Änderungen und Ergänzungen des formbedürftigen Rechtsgeschäfts unterliegen den Formerfordernissen (BGH MDR 08, 198, geänderte Zahlungsmodalitäten). Dies soll auch für die Verlängerung der Widerrufsfrist eines gerichtlichen Vergleichs gelten (LG Bonn NJW-RR 98, 427 [LG Bonn 30.12.1996 - 9 O 173/96]; aA Zö/Stöber ZPO § 794 Rz 10c). Vom aktuellen Vertrag muss durch lückenlose Bezugnahme auf den Ausgangsvertrag und alle ergänzenden Urkunden verwiesen werden (BGH NJW 08, 2178 [BGH 07.05.2008 - XII ZR 69/06] Tz 21; 2181 Tz 27). Kein Formzwang besteht für die Änderung eines Grundstücksvertrags nach der Auflassung, § 311b I 2 (BGH NJW 85, 266 [BGH 28.09.1984 - V ZR 43/83]; aA Mertens JZ 04, 433), bzw die Behebung von Abwicklungsschwierigkeiten, die den Inhalt der Leistungsverpflichtungen unberührt lassen (BGH NJW 74, 271). Beim Schuldbeitritt (BGH NJW 00, 3497, Verbraucherdarlehen; 97, 3170, Finanzierungsleasing; VersR 16, 1139, Anwaltsgebühren; 93, 584, Schuldanerkenntnis) und der Vertragsübernahme (BGH NJW 99, 2665 f, Verbraucherdarlehen) ist für das Formerfordernis nach dem Zweck der Formvorschrift zu unterscheiden. Sie unterliegen der Form des Hauptvertrags, wenn diese allg wegen des Leistungsgegenstands des Hauptvertrags aufgestellt sind (BGHZ 138, 321, 327; VersR 16, 1139). Die Aufhebung eines formbedürftigen Geschäfts ist formloswirksam (BGHZ 83, 395), anders §§ 2290 IV, 2351, s.a. § 623 zur Aufhebung eines Arbeitsvertrags.

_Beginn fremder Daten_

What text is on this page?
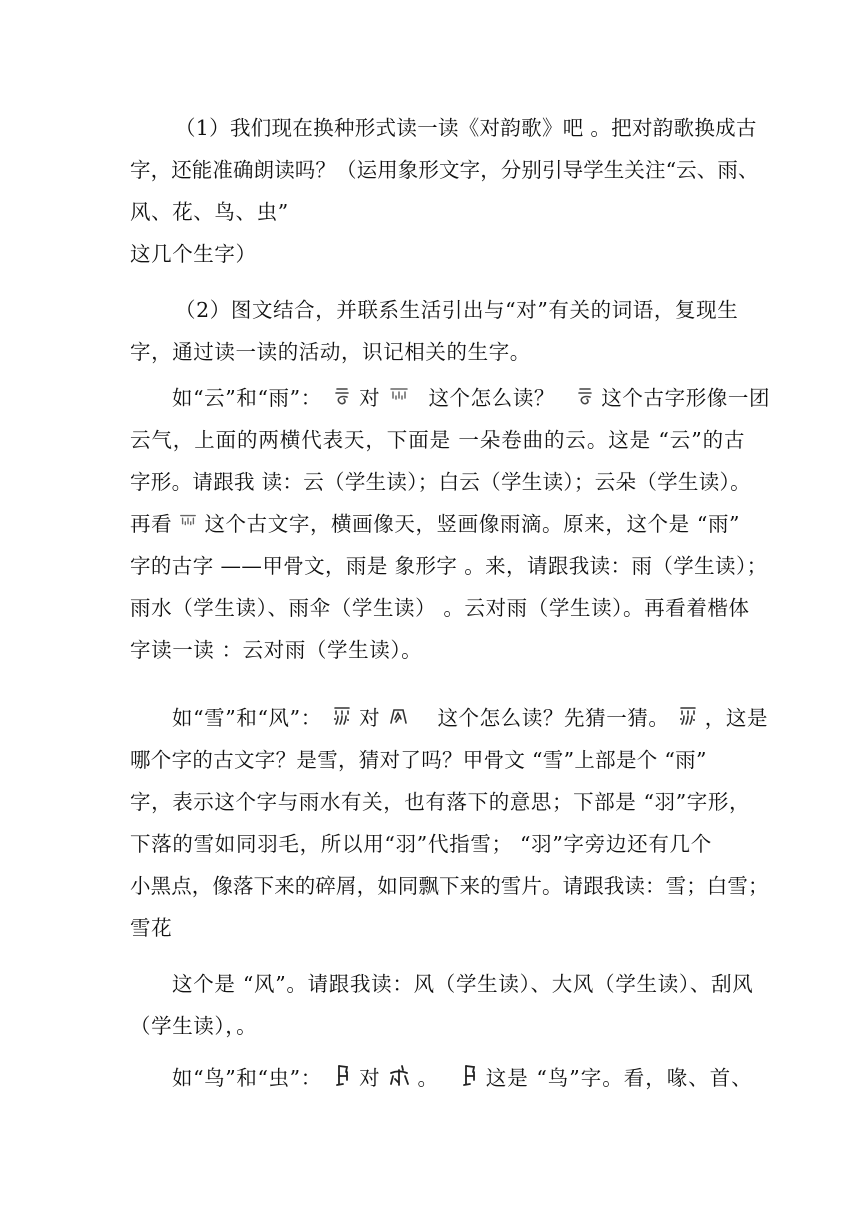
（1）我们现在换种形式读一读《对韵歌》吧 。把对韵歌换成古
字，还能准确朗读吗？（运用象形文字，分别引导学生关注“云、雨、
风、花、鸟、虫”
这几个生字）
（2）图文结合，并联系生活引出与“对”有关的词语，复现生
字，通过读一读的活动，识记相关的生字。
如“云”和“雨”： 对 这个怎么读？ 这个古字形像一团
云气，上面的两横代表天，下面是 一朵卷曲的云。这是 “云”的古
字形。请跟我 读：云（学生读）；白云（学生读）；云朵（学生读）。
再看 这个古文字，横画像天，竖画像雨滴。原来，这个是 “雨”
字的古字 ——甲骨文，雨是 象形字 。来，请跟我读：雨（学生读）；
雨水（学生读）、雨伞（学生读） 。云对雨（学生读）。再看着楷体
字读一读 ：云对雨（学生读）。
如“雪”和“风”： 对	这个怎么读？先猜一猜。 ，这是
哪个字的古文字？是雪，猜对了吗？甲骨文 “雪”上部是个 “雨”
字，表示这个字与雨水有关，也有落下的意思；下部是 “羽”字形，
下落的雪如同羽毛，所以用“羽”代指雪； “羽”字旁边还有几个
小黑点，像落下来的碎屑，如同飘下来的雪片。请跟我读：雪；白雪；
雪花
这个是 “风”。请跟我读：风（学生读）、大风（学生读）、刮风
（学生读），。
如“鸟”和“虫”： 对 。 这是 “鸟”字。看，喙、首、
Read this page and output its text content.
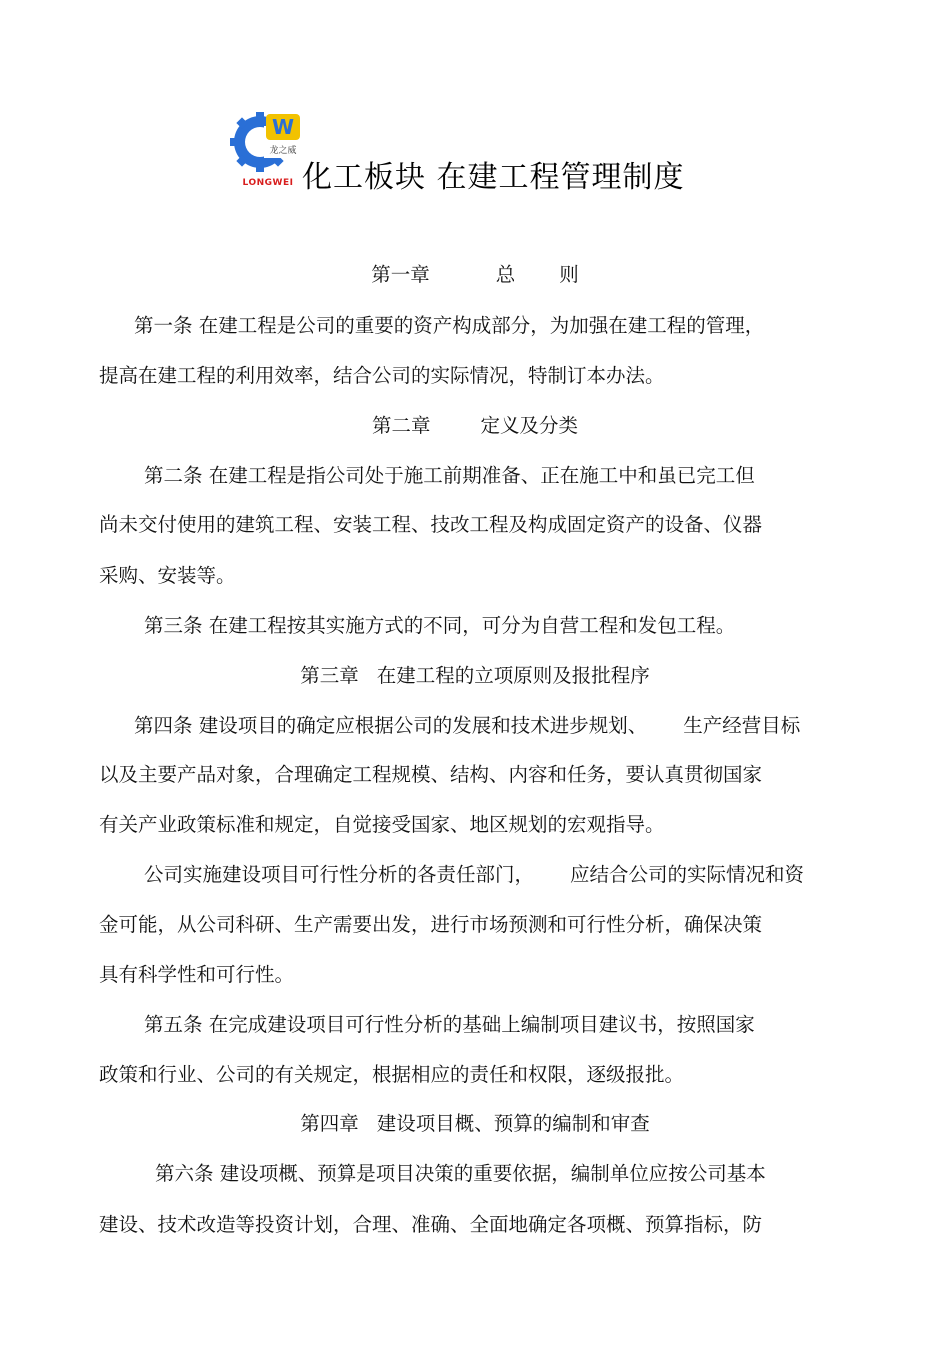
W
龙之威
LONGWEI 化工板块 在建工程管理制度
第一章	总 则
第一条 在建工程是公司的重要的资产构成部分，为加强在建工程的管理，
提高在建工程的利用效率，结合公司的实际情况，特制订本办法。
第二章	定义及分类
第二条 在建工程是指公司处于施工前期准备、正在施工中和虽已完工但
尚未交付使用的建筑工程、安装工程、技改工程及构成固定资产的设备、仪器
采购、安装等。
第三条 在建工程按其实施方式的不同，可分为自营工程和发包工程。
第三章 在建工程的立项原则及报批程序
第四条 建设项目的确定应根据公司的发展和技术进步规划、 生产经营目标
以及主要产品对象，合理确定工程规模、结构、内容和任务，要认真贯彻国家
有关产业政策标准和规定，自觉接受国家、地区规划的宏观指导。
公司实施建设项目可行性分析的各责任部门， 应结合公司的实际情况和资
金可能，从公司科研、生产需要出发，进行市场预测和可行性分析，确保决策
具有科学性和可行性。
第五条 在完成建设项目可行性分析的基础上编制项目建议书，按照国家
政策和行业、公司的有关规定，根据相应的责任和权限，逐级报批。
第四章 建设项目概、预算的编制和审查
第六条 建设项概、预算是项目决策的重要依据，编制单位应按公司基本
建设、技术改造等投资计划，合理、准确、全面地确定各项概、预算指标，防
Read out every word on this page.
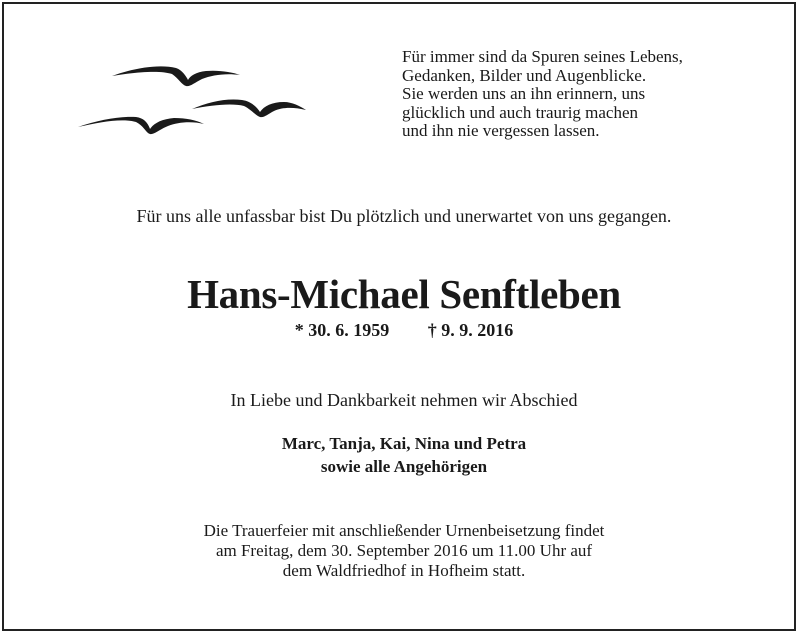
Für immer sind da Spuren seines Lebens,
Gedanken, Bilder und Augenblicke.
Sie werden uns an ihn erinnern, uns
glücklich und auch traurig machen
und ihn nie vergessen lassen.
Für uns alle unfassbar bist Du plötzlich und unerwartet von uns gegangen.
Hans-Michael Senftleben
* 30. 6. 1959 † 9. 9. 2016
In Liebe und Dankbarkeit nehmen wir Abschied
Marc, Tanja, Kai, Nina und Petra
sowie alle Angehörigen
Die Trauerfeier mit anschließender Urnenbeisetzung findet
am Freitag, dem 30. September 2016 um 11.00 Uhr auf
dem Waldfriedhof in Hofheim statt.
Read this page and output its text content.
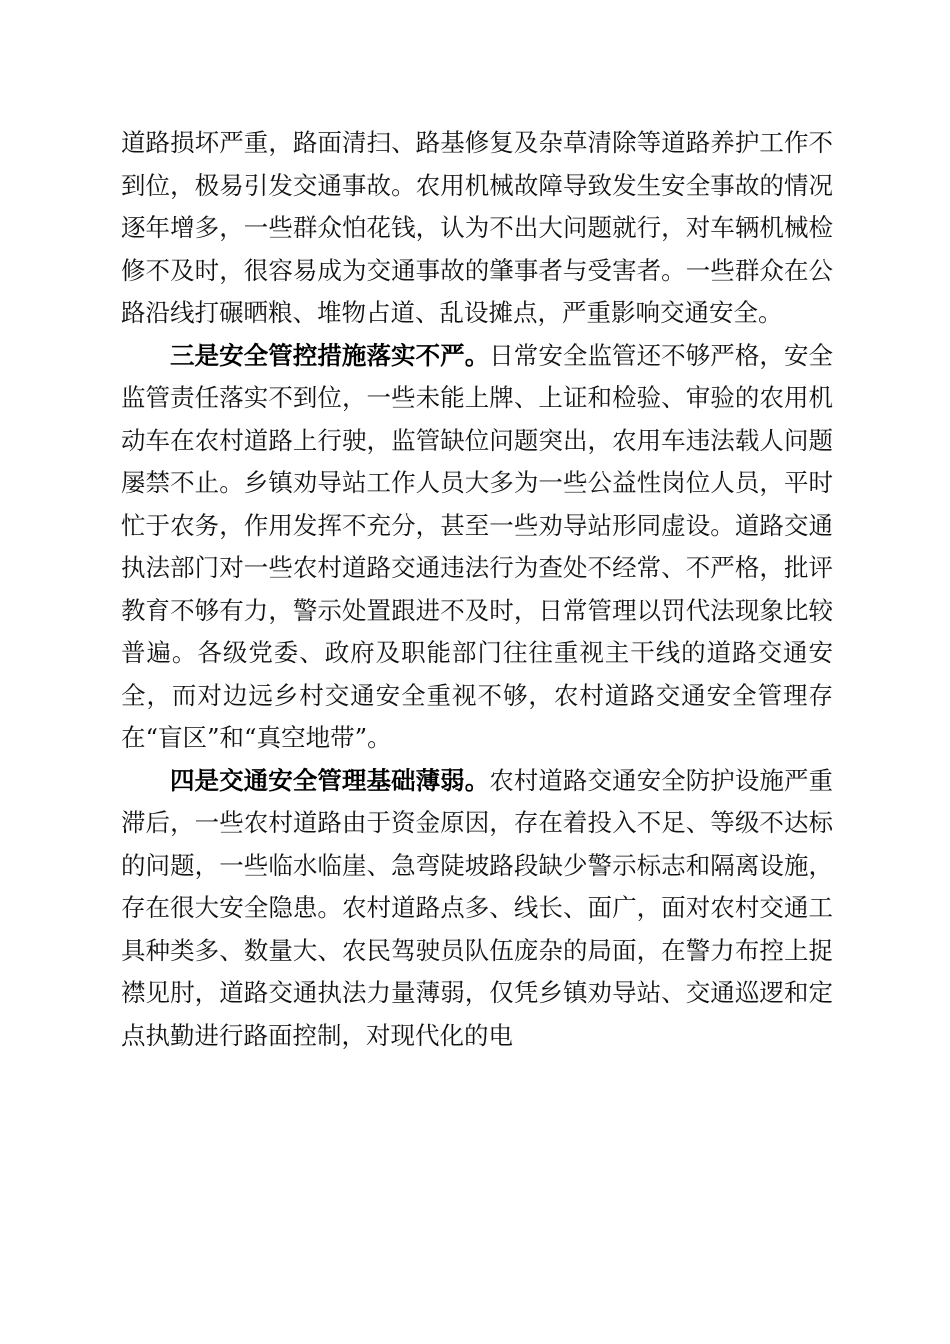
道路损坏严重，路面清扫、路基修复及杂草清除等道路养护工作不到位，极易引发交通事故。农用机械故障导致发生安全事故的情况逐年增多，一些群众怕花钱，认为不出大问题就行，对车辆机械检修不及时，很容易成为交通事故的肇事者与受害者。一些群众在公路沿线打碾晒粮、堆物占道、乱设摊点，严重影响交通安全。

三是安全管控措施落实不严。日常安全监管还不够严格，安全监管责任落实不到位，一些未能上牌、上证和检验、审验的农用机动车在农村道路上行驶，监管缺位问题突出，农用车违法载人问题屡禁不止。乡镇劝导站工作人员大多为一些公益性岗位人员，平时忙于农务，作用发挥不充分，甚至一些劝导站形同虚设。道路交通执法部门对一些农村道路交通违法行为查处不经常、不严格，批评教育不够有力，警示处置跟进不及时，日常管理以罚代法现象比较普遍。各级党委、政府及职能部门往往重视主干线的道路交通安全，而对边远乡村交通安全重视不够，农村道路交通安全管理存在“盲区”和“真空地带”。

四是交通安全管理基础薄弱。农村道路交通安全防护设施严重滞后，一些农村道路由于资金原因，存在着投入不足、等级不达标的问题，一些临水临崖、急弯陡坡路段缺少警示标志和隔离设施，存在很大安全隐患。农村道路点多、线长、面广，面对农村交通工具种类多、数量大、农民驾驶员队伍庞杂的局面，在警力布控上捉襟见肘，道路交通执法力量薄弱，仅凭乡镇劝导站、交通巡逻和定点执勤进行路面控制，对现代化的电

Zum Vertretungszusatz § 126 Rn 14. Eine Annahmefrist unterliegt nicht dem Schriftformzwang (BGH NJW 10, 1518 [BGH 24.02.2010 - XII ZR 120/06] Tz 13). Die Vollmacht zum Abschluss eines formbedürftigen Geschäfts ist gem § 167 II grds formfrei wirksam; anders § 492 IV sowie Vollmacht zur Abgabe einer Bürgschaftserklärung bzw Ausfüllungsermächtigung (BGHZ 132, 123). Der Vorvertrag eines formbedürftigen Vertrags ist regelmäßig formbedürftig (BGH NJW 89, 167), es sei denn aus dem Normzweck ergibt sich etwas anderes (BGH NJW 80, 1578, Vorvertrag zum Mietvertrag). Formfrei ist auch die Zustimmung gem § 182 II zu einem formbedürftigen Geschäft.